A protagonista Tina trabalha como policial nas docas de Estocolmo. É guarda de fronteira, tem como atribuição fiscalizar bagagens e passageiros. Sua aparência é estranha, principalmente pelos traços grosseiros, que muitas vezes torna indistinguível a diferenciação entre os gêneros. Atingida por um raio na infância – reza a lenda familiar –, desenvolveu uma espécie de sexto sentido, que a torna capaz de “ler as pessoas” e detectar mentiras apenas pelo olhar e pelo olfato – o que sempre representa vantagem na sua profissão. Suas suspeitas se mostram invariavelmente corretas após a investigação. Border é o termo que usamos para quem vive na fronteira. Border é a própria fronteira.

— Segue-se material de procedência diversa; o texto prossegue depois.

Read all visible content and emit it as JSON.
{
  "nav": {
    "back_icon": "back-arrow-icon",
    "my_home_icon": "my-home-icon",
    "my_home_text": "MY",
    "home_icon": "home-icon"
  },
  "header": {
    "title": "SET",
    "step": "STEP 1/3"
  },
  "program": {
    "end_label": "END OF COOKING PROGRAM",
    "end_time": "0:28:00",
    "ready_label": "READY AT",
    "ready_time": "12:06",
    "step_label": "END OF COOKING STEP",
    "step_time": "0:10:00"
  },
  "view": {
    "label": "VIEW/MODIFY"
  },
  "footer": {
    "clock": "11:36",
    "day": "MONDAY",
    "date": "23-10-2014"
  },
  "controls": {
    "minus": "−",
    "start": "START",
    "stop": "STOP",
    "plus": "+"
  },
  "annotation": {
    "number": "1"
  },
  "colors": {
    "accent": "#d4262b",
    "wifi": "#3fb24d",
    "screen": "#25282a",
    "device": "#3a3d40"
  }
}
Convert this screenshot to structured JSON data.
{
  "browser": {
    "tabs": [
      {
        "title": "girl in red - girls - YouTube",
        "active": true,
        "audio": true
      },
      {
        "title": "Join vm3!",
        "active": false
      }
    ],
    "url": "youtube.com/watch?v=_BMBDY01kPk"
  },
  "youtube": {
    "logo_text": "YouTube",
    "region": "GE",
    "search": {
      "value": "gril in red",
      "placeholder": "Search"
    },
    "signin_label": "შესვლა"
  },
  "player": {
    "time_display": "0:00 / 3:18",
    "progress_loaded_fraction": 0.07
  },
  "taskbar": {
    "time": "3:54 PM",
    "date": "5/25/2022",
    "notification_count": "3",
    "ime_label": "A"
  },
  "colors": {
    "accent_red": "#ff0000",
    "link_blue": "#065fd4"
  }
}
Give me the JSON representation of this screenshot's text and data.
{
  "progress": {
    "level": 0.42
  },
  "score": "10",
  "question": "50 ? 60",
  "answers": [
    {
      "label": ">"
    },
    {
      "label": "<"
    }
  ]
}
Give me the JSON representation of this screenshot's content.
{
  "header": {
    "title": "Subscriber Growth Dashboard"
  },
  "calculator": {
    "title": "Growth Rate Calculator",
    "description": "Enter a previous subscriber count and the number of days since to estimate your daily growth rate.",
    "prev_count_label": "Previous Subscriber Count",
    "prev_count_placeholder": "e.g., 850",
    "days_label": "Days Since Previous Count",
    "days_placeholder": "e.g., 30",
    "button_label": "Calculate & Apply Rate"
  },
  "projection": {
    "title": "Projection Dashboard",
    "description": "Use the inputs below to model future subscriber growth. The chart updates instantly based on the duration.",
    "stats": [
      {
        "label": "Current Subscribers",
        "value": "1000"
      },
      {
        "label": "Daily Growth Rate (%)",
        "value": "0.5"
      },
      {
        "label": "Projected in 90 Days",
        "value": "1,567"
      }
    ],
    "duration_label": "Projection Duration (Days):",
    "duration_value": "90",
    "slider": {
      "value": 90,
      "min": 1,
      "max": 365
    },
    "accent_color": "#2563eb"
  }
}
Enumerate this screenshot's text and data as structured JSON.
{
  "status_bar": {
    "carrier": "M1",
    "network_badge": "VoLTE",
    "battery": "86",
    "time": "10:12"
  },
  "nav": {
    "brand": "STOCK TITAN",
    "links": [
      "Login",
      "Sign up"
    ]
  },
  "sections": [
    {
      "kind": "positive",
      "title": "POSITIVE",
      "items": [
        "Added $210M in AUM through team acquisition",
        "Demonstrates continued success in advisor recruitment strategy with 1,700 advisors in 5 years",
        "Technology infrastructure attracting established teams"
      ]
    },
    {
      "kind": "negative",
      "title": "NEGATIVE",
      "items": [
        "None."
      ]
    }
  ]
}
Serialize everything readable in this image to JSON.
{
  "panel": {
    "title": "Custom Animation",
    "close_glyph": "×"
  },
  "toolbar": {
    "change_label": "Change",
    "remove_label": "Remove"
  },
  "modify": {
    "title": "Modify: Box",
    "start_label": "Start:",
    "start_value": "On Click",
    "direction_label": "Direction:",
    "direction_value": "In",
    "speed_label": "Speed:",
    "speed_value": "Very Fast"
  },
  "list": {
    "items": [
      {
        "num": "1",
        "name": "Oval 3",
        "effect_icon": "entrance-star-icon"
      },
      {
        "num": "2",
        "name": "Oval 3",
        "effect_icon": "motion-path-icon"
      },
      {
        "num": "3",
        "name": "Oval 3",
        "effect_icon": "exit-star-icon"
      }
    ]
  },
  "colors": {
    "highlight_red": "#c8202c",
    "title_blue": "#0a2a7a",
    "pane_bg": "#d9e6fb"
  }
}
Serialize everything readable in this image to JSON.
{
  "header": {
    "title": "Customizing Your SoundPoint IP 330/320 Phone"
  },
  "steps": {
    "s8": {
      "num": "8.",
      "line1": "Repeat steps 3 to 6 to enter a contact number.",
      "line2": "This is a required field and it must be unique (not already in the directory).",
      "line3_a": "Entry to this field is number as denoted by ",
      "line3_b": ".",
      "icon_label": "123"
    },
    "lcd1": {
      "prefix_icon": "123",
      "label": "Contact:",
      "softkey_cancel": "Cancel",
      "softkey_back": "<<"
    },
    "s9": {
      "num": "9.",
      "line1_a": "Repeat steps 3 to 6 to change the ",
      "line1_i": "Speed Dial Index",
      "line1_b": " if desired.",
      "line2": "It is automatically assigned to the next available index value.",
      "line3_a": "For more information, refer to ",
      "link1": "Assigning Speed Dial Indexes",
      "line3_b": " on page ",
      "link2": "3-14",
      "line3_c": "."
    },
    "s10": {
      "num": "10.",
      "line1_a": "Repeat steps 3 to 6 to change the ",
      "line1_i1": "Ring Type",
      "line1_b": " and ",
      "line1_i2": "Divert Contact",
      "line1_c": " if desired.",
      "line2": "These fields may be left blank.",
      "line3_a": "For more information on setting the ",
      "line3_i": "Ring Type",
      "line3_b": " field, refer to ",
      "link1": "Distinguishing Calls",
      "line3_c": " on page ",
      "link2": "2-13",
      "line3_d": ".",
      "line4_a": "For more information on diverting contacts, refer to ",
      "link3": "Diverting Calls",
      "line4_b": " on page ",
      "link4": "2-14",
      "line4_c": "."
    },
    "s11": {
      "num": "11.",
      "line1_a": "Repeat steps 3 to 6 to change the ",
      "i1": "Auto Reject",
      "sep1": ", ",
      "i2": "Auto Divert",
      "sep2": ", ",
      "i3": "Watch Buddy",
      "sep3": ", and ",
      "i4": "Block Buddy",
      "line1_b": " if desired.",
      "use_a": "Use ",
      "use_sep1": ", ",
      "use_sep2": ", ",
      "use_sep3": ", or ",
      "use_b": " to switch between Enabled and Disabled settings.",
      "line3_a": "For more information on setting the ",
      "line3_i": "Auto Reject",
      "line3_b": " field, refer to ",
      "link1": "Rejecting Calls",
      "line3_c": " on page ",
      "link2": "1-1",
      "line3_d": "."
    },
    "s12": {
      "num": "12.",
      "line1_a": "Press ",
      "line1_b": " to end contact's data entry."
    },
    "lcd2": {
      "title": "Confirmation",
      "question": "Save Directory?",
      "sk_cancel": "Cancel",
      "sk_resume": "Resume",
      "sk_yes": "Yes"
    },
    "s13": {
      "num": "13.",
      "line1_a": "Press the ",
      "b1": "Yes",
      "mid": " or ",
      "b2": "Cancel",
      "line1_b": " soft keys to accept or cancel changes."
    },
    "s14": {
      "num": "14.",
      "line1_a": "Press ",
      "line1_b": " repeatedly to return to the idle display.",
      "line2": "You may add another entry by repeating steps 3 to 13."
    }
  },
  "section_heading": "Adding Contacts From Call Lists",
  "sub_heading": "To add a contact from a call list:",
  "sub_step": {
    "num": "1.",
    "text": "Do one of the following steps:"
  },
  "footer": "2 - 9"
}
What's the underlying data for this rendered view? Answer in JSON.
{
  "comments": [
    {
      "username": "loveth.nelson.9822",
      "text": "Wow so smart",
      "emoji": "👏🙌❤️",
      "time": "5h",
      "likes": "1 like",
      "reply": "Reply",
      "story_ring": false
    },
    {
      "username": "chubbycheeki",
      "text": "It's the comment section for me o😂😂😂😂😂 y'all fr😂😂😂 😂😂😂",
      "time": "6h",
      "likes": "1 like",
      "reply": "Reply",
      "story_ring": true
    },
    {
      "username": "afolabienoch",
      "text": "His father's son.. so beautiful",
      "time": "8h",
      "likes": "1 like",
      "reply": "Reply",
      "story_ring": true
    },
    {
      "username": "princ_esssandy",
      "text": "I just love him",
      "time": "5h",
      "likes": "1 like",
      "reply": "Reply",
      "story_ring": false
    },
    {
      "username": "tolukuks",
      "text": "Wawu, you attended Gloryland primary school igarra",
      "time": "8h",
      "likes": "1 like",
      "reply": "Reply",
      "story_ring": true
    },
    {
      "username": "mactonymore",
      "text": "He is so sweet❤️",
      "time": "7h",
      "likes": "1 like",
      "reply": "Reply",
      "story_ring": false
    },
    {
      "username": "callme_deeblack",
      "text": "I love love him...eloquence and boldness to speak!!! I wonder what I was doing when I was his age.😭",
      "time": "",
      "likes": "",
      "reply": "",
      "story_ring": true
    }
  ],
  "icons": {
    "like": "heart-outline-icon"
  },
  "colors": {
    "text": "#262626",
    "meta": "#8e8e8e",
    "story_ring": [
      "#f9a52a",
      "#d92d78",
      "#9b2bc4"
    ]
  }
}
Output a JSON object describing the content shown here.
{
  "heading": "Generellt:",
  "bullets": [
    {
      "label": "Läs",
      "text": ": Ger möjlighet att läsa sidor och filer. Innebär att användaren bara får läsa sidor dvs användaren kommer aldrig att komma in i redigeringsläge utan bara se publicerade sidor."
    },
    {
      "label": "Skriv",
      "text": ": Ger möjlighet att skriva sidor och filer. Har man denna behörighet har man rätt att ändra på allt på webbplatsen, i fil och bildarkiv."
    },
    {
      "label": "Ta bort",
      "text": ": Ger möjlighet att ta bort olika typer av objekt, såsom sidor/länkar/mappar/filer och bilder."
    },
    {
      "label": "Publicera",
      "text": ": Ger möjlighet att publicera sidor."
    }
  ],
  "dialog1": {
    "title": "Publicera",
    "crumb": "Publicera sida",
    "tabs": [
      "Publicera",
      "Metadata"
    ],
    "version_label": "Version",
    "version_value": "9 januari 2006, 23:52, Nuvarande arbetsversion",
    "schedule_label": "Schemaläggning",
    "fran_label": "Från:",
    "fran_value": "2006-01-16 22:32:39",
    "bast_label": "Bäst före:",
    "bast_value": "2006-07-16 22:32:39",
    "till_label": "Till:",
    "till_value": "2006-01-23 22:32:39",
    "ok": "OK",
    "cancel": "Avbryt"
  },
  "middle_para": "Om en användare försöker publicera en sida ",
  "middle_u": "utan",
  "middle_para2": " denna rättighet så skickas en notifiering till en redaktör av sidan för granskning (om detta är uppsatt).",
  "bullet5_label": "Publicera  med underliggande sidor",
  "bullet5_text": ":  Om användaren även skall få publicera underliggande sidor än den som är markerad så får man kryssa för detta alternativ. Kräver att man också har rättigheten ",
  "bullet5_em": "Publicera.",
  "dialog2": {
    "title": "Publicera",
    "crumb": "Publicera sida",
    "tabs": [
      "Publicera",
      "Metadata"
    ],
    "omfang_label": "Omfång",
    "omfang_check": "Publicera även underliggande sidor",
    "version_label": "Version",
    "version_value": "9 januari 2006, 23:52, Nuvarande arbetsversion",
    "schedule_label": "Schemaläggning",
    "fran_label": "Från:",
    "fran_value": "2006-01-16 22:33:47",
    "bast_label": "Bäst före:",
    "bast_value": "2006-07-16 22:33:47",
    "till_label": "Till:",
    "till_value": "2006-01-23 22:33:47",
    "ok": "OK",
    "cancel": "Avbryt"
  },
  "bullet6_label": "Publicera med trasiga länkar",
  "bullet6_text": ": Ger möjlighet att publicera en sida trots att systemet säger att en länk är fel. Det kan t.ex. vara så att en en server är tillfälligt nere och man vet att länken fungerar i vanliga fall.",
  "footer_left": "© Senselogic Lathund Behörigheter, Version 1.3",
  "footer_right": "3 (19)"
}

Até que Tina identifica um criminoso em potencial, mas não consegue achar provas para justificar sua intuição e passa a questionar seu dom, ao mesmo tempo em que fica obcecada pelo suspeito. Ela precisa descobrir qual o segredo de Vore. Inexplicavelmente, ambos possuem características fisionômicas semelhantes e que causam estranheza. A câmera, próxima dos personagens, percorre ângulos incomuns e revela, lentamente, aspectos um pouco animalescos dos protagonistas, que lembram os extintos neandertais.
Dolorosa caminhada
A investigação de Tina resulta em uma jornada, um caminho de descoberta de si mesma, autoconhecimento, e também de Vore. Dolorosa e curiosa caminhada rumo a segredos e verdades – a exemplo do trabalho analítico –, na qual a policial se fortalece no processo de investigação e, ao mesmo tempo, se torna mais empática aos sofrimentos humanos. No interior dessa trama há ainda outra em curso, paralela, da qual Tina é peça fundamental. Trata-se de desvendar uma possível quadrilha de vendedores e/ou abusadores sexuais de crianças e bebês. O prodigioso faro da guarda de fronteiras é recurso fundamental para apanhar os criminosos e descobrir como os crimes são realizados.
Border é um filme que une conteúdo e forma de maneira exemplar. Somos apresentados a personagens estranhos, quase que deformados, com habilidades animalescas, envolvidos em uma trama de investigação e suspense. Aparentemente, o único prazer de Tina é “farejar” os maus elementos e os segredos que passam pela fiscalização de passageiros e bagagens. Tina parece ser, em muitos momentos, fria, distante e indiferente. Do tipo que cumpre suas obrigações com rigor, mas nada sente. Poderíamos dizer dela o mesmo que Freud disse, há mais de um século, das histéricas, “belas indiferentes”. Entretanto, beleza não é a palavra para designar as rudes feições da policial.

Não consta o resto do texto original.